# Laplacian = tr(H)

1. Feb 19, 2010

### icurays1

Stupid thing I noticed today:

$$\nabla^2 U=tr(H(U))$$

Or, in other words, the Laplacian of a function is just the trace of its Hessian matrix. Whoop-de-frickin do, right? Is this useful knowledge or should I forget it immediately?

N!

2. Feb 19, 2010

### Ben Niehoff

This is not true in curvilinear coordinates.

3. Feb 19, 2010

### icurays1

But then isn't the 'Hessian' a tensor with co/contravariant components? is the trace even defined for tensors like that? And how is a differential operator like $$\nabla^2$$ even defined in a nonlinear coordinate system? (Genuine questions, I'm just starting to learn tensors and differential geometry and whatnot...)

4. Feb 19, 2010

### Ben Niehoff

5. Feb 19, 2010

### icurays1

okay, cool. thanks!!

would the trace of an arbitrary tensor be $$\sum_{i}{A_{ii...i}}$$ i.e. summing over the elements of the tensor with identical indicies? For tensors rank>2 'diagonal' is sort of vague, or does 'diagonal' always mean 'elements with the same index'? I guess this doesn't have anything to do with the original question...thanks again Ben!

6. Feb 19, 2010

### Ben Niehoff

Tensor traces are taken by contracting any two indices with the metric tensor.
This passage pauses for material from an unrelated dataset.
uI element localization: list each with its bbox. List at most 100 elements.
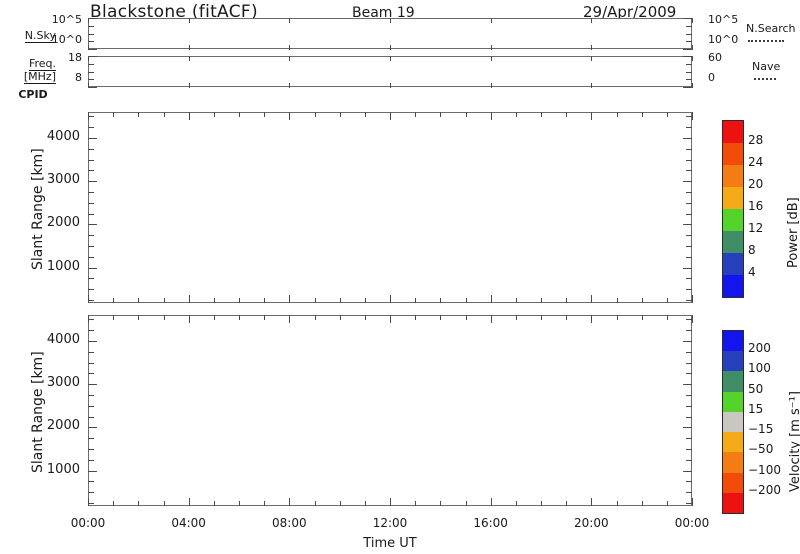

The result will be a tensor whose rank has been reduced by 2. For example, the Ricci tensor is the trace of the Riemann tensor on the 1st and 3rd indices:

$$R_{bd} = g^{ac} R_{abcd}$$

and then the scalar curvature is the trace of the Ricci tensor, or the double trace of the Riemann tensor:

$$R = g^{bd} R_{bd} = g^{ac} g^{bd} R_{abcd}$$.

In flat space, the metric tensor is just the identity matrix, so this reduces to the more familiar definition of the trace.